The applied takeaway is to seek joint evaluation for important comparative decisions. Judging options one at a time invites the vivid, emotional, single-attribute responses of System 1 and produces inconsistent choices; lining up alternatives side by side engages comparison and surfaces the attributes that matter but are hard to assess alone. When consistency and fairness count — in hiring, purchasing, or judging — evaluate the candidates together rather than in isolation.
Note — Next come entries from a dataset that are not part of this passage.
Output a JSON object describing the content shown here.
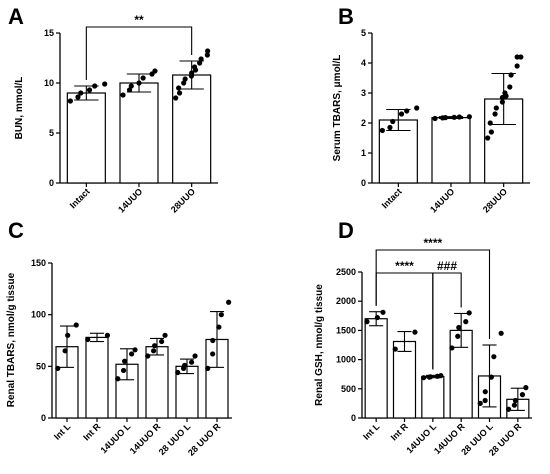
{
  "chart_data": [
    {
      "type": "bar",
      "panel": "A",
      "ylabel": "BUN, mmol/L",
      "ylim": [
        0,
        15
      ],
      "yticks": [
        0,
        5,
        10,
        15
      ],
      "categories": [
        "Intact",
        "14UUO",
        "28UUO"
      ],
      "values": [
        9.0,
        10.0,
        10.8
      ],
      "errors": [
        0.7,
        0.9,
        1.4
      ],
      "points": [
        [
          8.2,
          8.6,
          9.0,
          9.3,
          9.7,
          9.9
        ],
        [
          8.8,
          9.3,
          9.7,
          10.0,
          10.5,
          10.9,
          11.2
        ],
        [
          8.5,
          9.0,
          9.5,
          10.0,
          10.4,
          10.7,
          11.0,
          11.3,
          11.6,
          12.0,
          12.4,
          12.8,
          13.2
        ]
      ],
      "annotations": [
        {
          "text": "**",
          "from": 0,
          "to": 2
        }
      ]
    },
    {
      "type": "bar",
      "panel": "B",
      "ylabel": "Serum TBARS, μmol/L",
      "ylim": [
        0,
        5
      ],
      "yticks": [
        0,
        1,
        2,
        3,
        4,
        5
      ],
      "categories": [
        "Intact",
        "14UUO",
        "28UUO"
      ],
      "values": [
        2.1,
        2.18,
        2.8
      ],
      "errors": [
        0.35,
        0.03,
        0.85
      ],
      "points": [
        [
          1.75,
          1.85,
          2.05,
          2.3,
          2.4,
          2.5
        ],
        [
          2.15,
          2.17,
          2.18,
          2.19,
          2.2,
          2.21
        ],
        [
          1.5,
          1.7,
          2.0,
          2.3,
          2.5,
          2.7,
          2.85,
          2.9,
          3.0,
          3.2,
          3.6,
          3.9,
          4.2,
          4.2
        ]
      ],
      "annotations": []
    },
    {
      "type": "bar",
      "panel": "C",
      "ylabel": "Renal TBARS, nmol/g tissue",
      "ylim": [
        0,
        150
      ],
      "yticks": [
        0,
        50,
        100,
        150
      ],
      "categories": [
        "Int L",
        "Int R",
        "14UUO L",
        "14UUO R",
        "28 UUO L",
        "28 UUO R"
      ],
      "values": [
        69,
        78,
        52,
        69,
        50,
        76
      ],
      "errors": [
        20,
        4,
        15,
        8,
        7,
        27
      ],
      "points": [
        [
          48,
          65,
          80,
          90
        ],
        [
          76,
          80
        ],
        [
          38,
          46,
          55,
          62,
          66
        ],
        [
          60,
          65,
          70,
          74,
          80
        ],
        [
          44,
          48,
          51,
          54,
          60
        ],
        [
          48,
          62,
          75,
          88,
          100,
          112
        ]
      ],
      "annotations": []
    },
    {
      "type": "bar",
      "panel": "D",
      "ylabel": "Renal GSH, nmol/g tissue",
      "ylim": [
        0,
        2500
      ],
      "yticks": [
        0,
        500,
        1000,
        1500,
        2000,
        2500
      ],
      "categories": [
        "Int L",
        "Int R",
        "14UUO L",
        "14UUO R",
        "28 UUO L",
        "28 UUO R"
      ],
      "values": [
        1700,
        1310,
        710,
        1500,
        720,
        320
      ],
      "errors": [
        120,
        170,
        20,
        290,
        530,
        190
      ],
      "points": [
        [
          1650,
          1720,
          1810
        ],
        [
          1180,
          1470
        ],
        [
          690,
          700,
          705,
          715,
          725
        ],
        [
          1200,
          1400,
          1550,
          1650,
          1800
        ],
        [
          250,
          300,
          450,
          700,
          1050,
          1450
        ],
        [
          150,
          220,
          300,
          400,
          520
        ]
      ],
      "annotations": [
        {
          "text": "****",
          "from": 0,
          "to": 2
        },
        {
          "text": "###",
          "from": 2,
          "to": 3
        },
        {
          "text": "****",
          "from": 0,
          "to": 4
        }
      ]
    }
  ]
}
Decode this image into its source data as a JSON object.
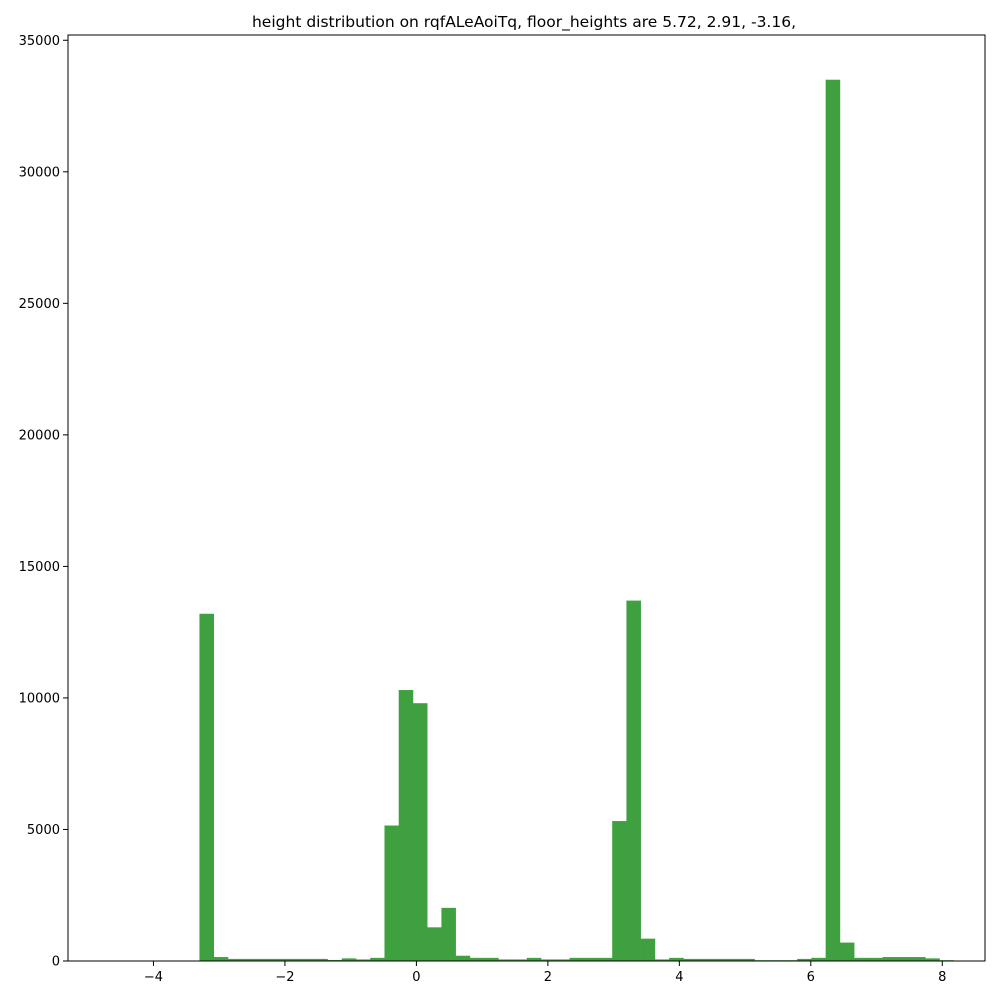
{
  "chart_data": {
    "type": "bar",
    "title": "height distribution on rqfALeAoiTq, floor_heights are 5.72, 2.91, -3.16,",
    "xlabel": "",
    "ylabel": "",
    "bar_color": "#3fa040",
    "grid": false,
    "legend": "none",
    "xlim": [
      -5.3,
      8.65
    ],
    "ylim": [
      0,
      35200
    ],
    "xticks": [
      -4,
      -2,
      0,
      2,
      4,
      6,
      8
    ],
    "xtick_labels": [
      "−4",
      "−2",
      "0",
      "2",
      "4",
      "6",
      "8"
    ],
    "yticks": [
      0,
      5000,
      10000,
      15000,
      20000,
      25000,
      30000,
      35000
    ],
    "ytick_labels": [
      "0",
      "5000",
      "10000",
      "15000",
      "20000",
      "25000",
      "30000",
      "35000"
    ],
    "bin_width": 0.2165,
    "bin_edges_start": -3.3,
    "counts": [
      13200,
      150,
      80,
      80,
      80,
      80,
      80,
      80,
      80,
      40,
      100,
      60,
      120,
      5150,
      10300,
      9800,
      1280,
      2020,
      200,
      120,
      120,
      60,
      60,
      120,
      60,
      60,
      120,
      120,
      120,
      5320,
      13700,
      850,
      60,
      120,
      80,
      80,
      80,
      80,
      80,
      30,
      30,
      30,
      80,
      120,
      33500,
      700,
      120,
      120,
      150,
      150,
      150,
      100,
      30,
      10
    ]
  }
}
Kahneman's deeper observation is that preference reversals are decisive evidence that preferences are not pre-formed and retrieved but constructed on the spot, shaped by the framing and the comparison set. There is often no single 'true' preference waiting to be measured; the answer depends on how the question is posed. This undermines the bedrock economic assumption of stable, coherent preferences and shows that rationality, far from being automatic, requires the deliberate adoption of a broad, comparative frame that the mind does not supply on its own.